Dr. Gomberg-Muñoz, left, with deportee rights organizers in Mexico City.

Dr. Ruth Gomberg-Muñoz was awarded a National Science Foundation senior research grant in cultural anthropology for a multiyear project with deportee rights organizers in Mexico City.

Award abstract:

The research addresses one facet of the global migration crisis: return migration through deportation. Deportation is a widely significant contemporary social, political, and intellectual problem. Existing social science scholarship has theorized deportation as a straightforward politics of exclusion that culminates in the removal of people from one national territory and their return to another. However, for most people, deportation is not only an endpoint; it also marks the beginning of long-term efforts to build viable post-deportation lives. Yet despite the key role that nation states play in shaping their citizens' decisions to migrate in the first place as well as their post-deportation experiences, contexts of return have received little sustained research attention. This project takes a broader perspective to provide the more complete picture that is needed by both theorists and policy makers.

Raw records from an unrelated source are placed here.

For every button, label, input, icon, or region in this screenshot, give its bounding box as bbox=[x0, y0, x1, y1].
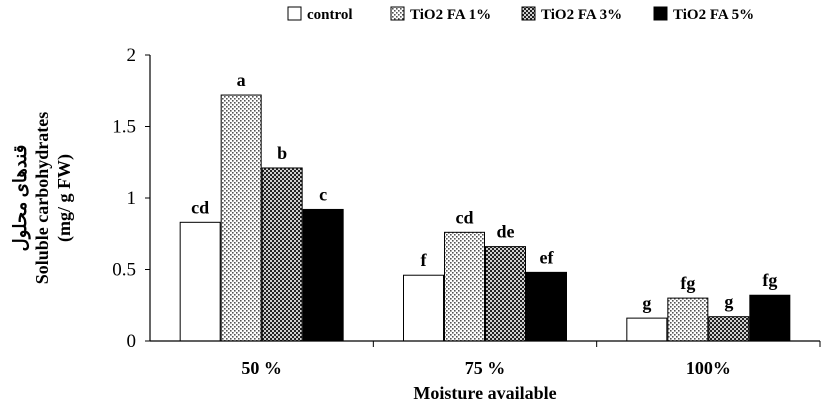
x-category-label: 75 % bbox=[465, 358, 506, 378]
bar bbox=[179, 221, 221, 342]
significance-letter: b bbox=[277, 143, 287, 163]
bar bbox=[749, 294, 791, 342]
legend-label: TiO2 FA 1% bbox=[410, 7, 491, 23]
y-tick-label: 1.5 bbox=[112, 117, 136, 138]
y-tick-label: 0 bbox=[127, 331, 137, 352]
y-axis-title-persian: قندهای محلول bbox=[10, 145, 31, 252]
significance-letter: fg bbox=[680, 273, 695, 293]
legend-label: TiO2 FA 3% bbox=[541, 7, 622, 23]
significance-letter: g bbox=[724, 292, 733, 312]
y-axis-title-line2: (mg/ g FW) bbox=[54, 154, 75, 242]
significance-letter: de bbox=[497, 222, 515, 242]
x-category-label: 50 % bbox=[241, 358, 282, 378]
bar bbox=[626, 317, 668, 342]
significance-letter: a bbox=[237, 70, 246, 90]
legend-swatch bbox=[653, 6, 668, 21]
legend-swatch bbox=[521, 6, 536, 21]
y-axis-ticks: 0 0.5 1 1.5 2 bbox=[112, 45, 150, 352]
y-tick-label: 1 bbox=[127, 188, 137, 209]
significance-letter: ef bbox=[540, 247, 555, 267]
bar bbox=[261, 167, 303, 342]
bar bbox=[220, 94, 262, 342]
bar bbox=[708, 316, 750, 342]
bar bbox=[667, 297, 709, 342]
significance-letter: cd bbox=[456, 207, 474, 227]
y-tick-label: 0.5 bbox=[112, 260, 136, 281]
y-axis-title: قندهای محلول Soluble carbohydrates (mg/ … bbox=[10, 112, 75, 285]
bars bbox=[179, 94, 791, 342]
legend: control TiO2 FA 1% TiO2 FA 3% TiO2 FA 5% bbox=[287, 6, 754, 23]
bar bbox=[403, 274, 444, 342]
significance-letter: cd bbox=[191, 197, 209, 217]
x-axis-title: Moisture available bbox=[413, 383, 556, 403]
legend-label: TiO2 FA 5% bbox=[673, 7, 754, 23]
legend-label: control bbox=[307, 7, 353, 23]
significance-letters: cd a b c f cd de ef g fg g fg bbox=[191, 70, 777, 313]
bar bbox=[485, 246, 526, 342]
significance-letter: g bbox=[642, 293, 651, 313]
y-axis-title-line1: Soluble carbohydrates bbox=[32, 112, 52, 285]
axes bbox=[149, 55, 820, 342]
significance-letter: c bbox=[319, 184, 327, 204]
x-axis-categories: 50 % 75 % 100% bbox=[241, 341, 821, 378]
y-tick-label: 2 bbox=[127, 45, 137, 66]
bar bbox=[302, 208, 344, 342]
bar bbox=[444, 231, 485, 342]
significance-letter: fg bbox=[762, 270, 777, 290]
legend-swatch bbox=[390, 6, 405, 21]
bar bbox=[526, 271, 567, 342]
x-category-label: 100% bbox=[686, 358, 731, 378]
legend-swatch bbox=[287, 6, 302, 21]
significance-letter: f bbox=[421, 250, 428, 270]
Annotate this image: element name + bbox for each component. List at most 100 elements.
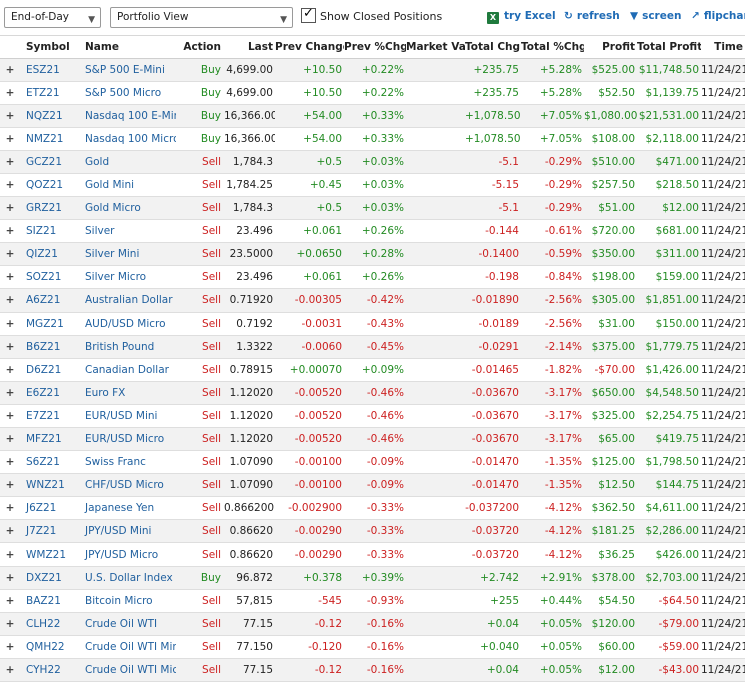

The research will be carried out by Loyola University of Chicago anthropologist, Dr. Ruth M. Gomberg-Munoz. Using a multi-year and multi-sited approach, this project involves the sustained ethnographic research necessary to better understand the sociopolitical afterlife of deportation and its effects in both Mexico and the United States. The research design comprises a three-year study of the contexts of deportees in Mexico City and Chicago. The researcher will use a mix of ethnographic research methods including participant observation, digital ethnography, in-depth and follow-up interviews, targeted semi-structured interviews, and research on state and municipal policies regarding migration and deportees. The study population will include Mexican government agents, a sample of deportees, and organizations that work with deportees. Findings from this research will advance a more robust and reliable theorization of life after deportation in three key ways. 1. The project's longitudinal design will provide the time depth needed to understand post-deportation life. 2. The analytical focus on deportees' interactions with Mexican state agencies will illuminate the role of emigrant states in shaping contexts of migrant return. 3. Attention to the quotidian activities of deportees will shed light on dynamic, cross-border cultural formations that arise in response to global securitization concerns. Using a collaborative approach to research design and dissemination, this project will make a timely and important intervention in social science scholarship on migration and removal, and it will contribute critical information for policy makers.